LLMs are being promoted as a tool that can do anything even though the only thing they do well is output text that resembles human patterns. It is a hammer and they are pretending everything is a nail.

I think it's worse: it's laziness. It's easier to ask a machine so it does the job for you. And since it looks mostly ok, they keep doing it.

[–] vext01@lemmy.sdf.org 1 points 2 days ago

I suppose not everyone has the technical skills.

[–] GreenBeanMachine@lemmy.world 33 points 2 days ago* (last edited 2 days ago) (2 children)

I’m well aware that there are “dedupe” services out there, but I’m still very leery of giving a third-party service access to the entirety of my cloud backups. So, when I saw that Microsoft now offers the ability to send Copilot agents into your OneDrive files (version 1.0!), I thought, hey, this was worth checking out. It was time for a good spring cleaning of my cloud storage.

If he was "leery of giving a third-party service access to the entirety of my cloud backups", why would he trust hallucinating and unpredictable software more than a deterministic and fully predictable software.

You just did the opposite of what would be a much safer option 🤦

Can any technically illiterate moron write articles for a pc magazine? Senior editor no less...

[–] kinsnik@lemmy.world 10 points 2 days ago

Differently types of risks. Giving a 3rd party access to your full cloud storage has massive privacy concerns that he is right to want to avoid.

[–] zewm@lemmy.world 2 points 2 days ago (1 children)

AI is the tool of the lazy.

[–] phutatorius@lemmy.zip 1 points 1 day ago

Nothing wrong with laziness. There are a small number of cases where it improves productivity. None I've found so far on my job, but I know people who use it effectively.
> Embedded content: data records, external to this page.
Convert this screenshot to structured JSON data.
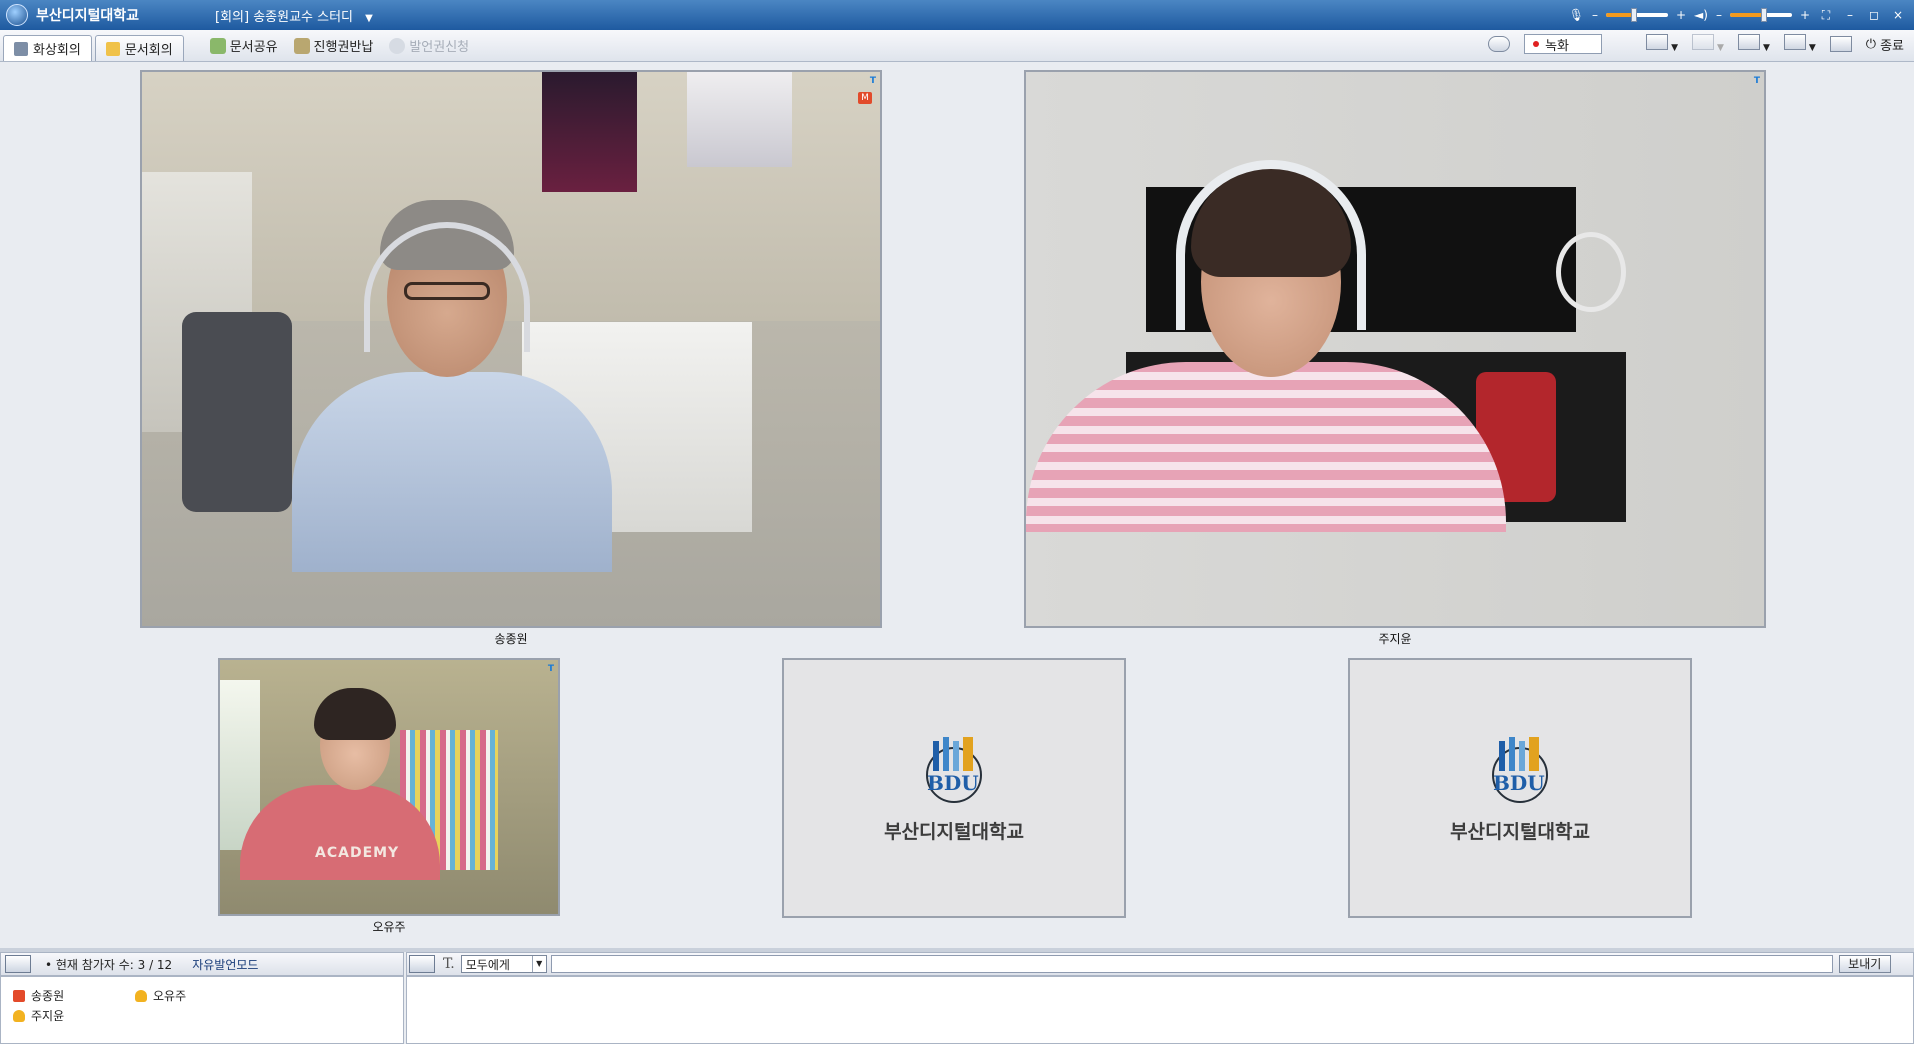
{
  "app": {
    "title": "부산디지털대학교",
    "meeting_title": "[회의] 송종원교수 스터디"
  },
  "window_controls": {
    "minimize": "–",
    "restore": "◻",
    "close": "×"
  },
  "tabs": [
    {
      "label": "화상회의"
    },
    {
      "label": "문서회의"
    }
  ],
  "tools": [
    {
      "label": "문서공유"
    },
    {
      "label": "진행권반납"
    },
    {
      "label": "발언권신청"
    }
  ],
  "toolbar_right": {
    "record_label": "녹화",
    "quit_label": "종료"
  },
  "volume": {
    "mic_level": 0.45,
    "speaker_level": 0.55
  },
  "videos": [
    {
      "name": "송종원",
      "badge": "T",
      "mic": "M"
    },
    {
      "name": "주지윤",
      "badge": "T"
    },
    {
      "name": "오유주",
      "badge": "T",
      "shirt_text": "ACADEMY"
    }
  ],
  "placeholders": [
    {
      "logo_text": "BDU",
      "school_name": "부산디지털대학교"
    },
    {
      "logo_text": "BDU",
      "school_name": "부산디지털대학교"
    }
  ],
  "participants": {
    "count_text": "• 현재 참가자 수: 3 / 12",
    "mode": "자유발언모드",
    "list": [
      {
        "name": "송종원",
        "role": "host"
      },
      {
        "name": "오유주",
        "role": "guest"
      },
      {
        "name": "주지윤",
        "role": "guest"
      }
    ]
  },
  "chat": {
    "target": "모두에게",
    "input_value": "",
    "send_label": "보내기"
  },
  "colors": {
    "title_bar": "#1e5aa0",
    "accent": "#f39a1e",
    "host_badge": "#e34a2a"
  }
}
But anyone who gives an LLM access to do something that might be costly or risky to reverse is a drooling imbecile who shouldn't be allowed to eat soup without being watched by an attendant.

[–] IratePirate@feddit.org 8 points 2 days ago

Took you a while, eh?

[–] tehn00bi@lemmy.world 5 points 2 days ago (1 children)

Meanwhile I saw a notification at work that they will roll out copilot.

[–] phutatorius@lemmy.zip 1 points 1 day ago

We got that a while ago. More recently, we got instructions for how to disable it.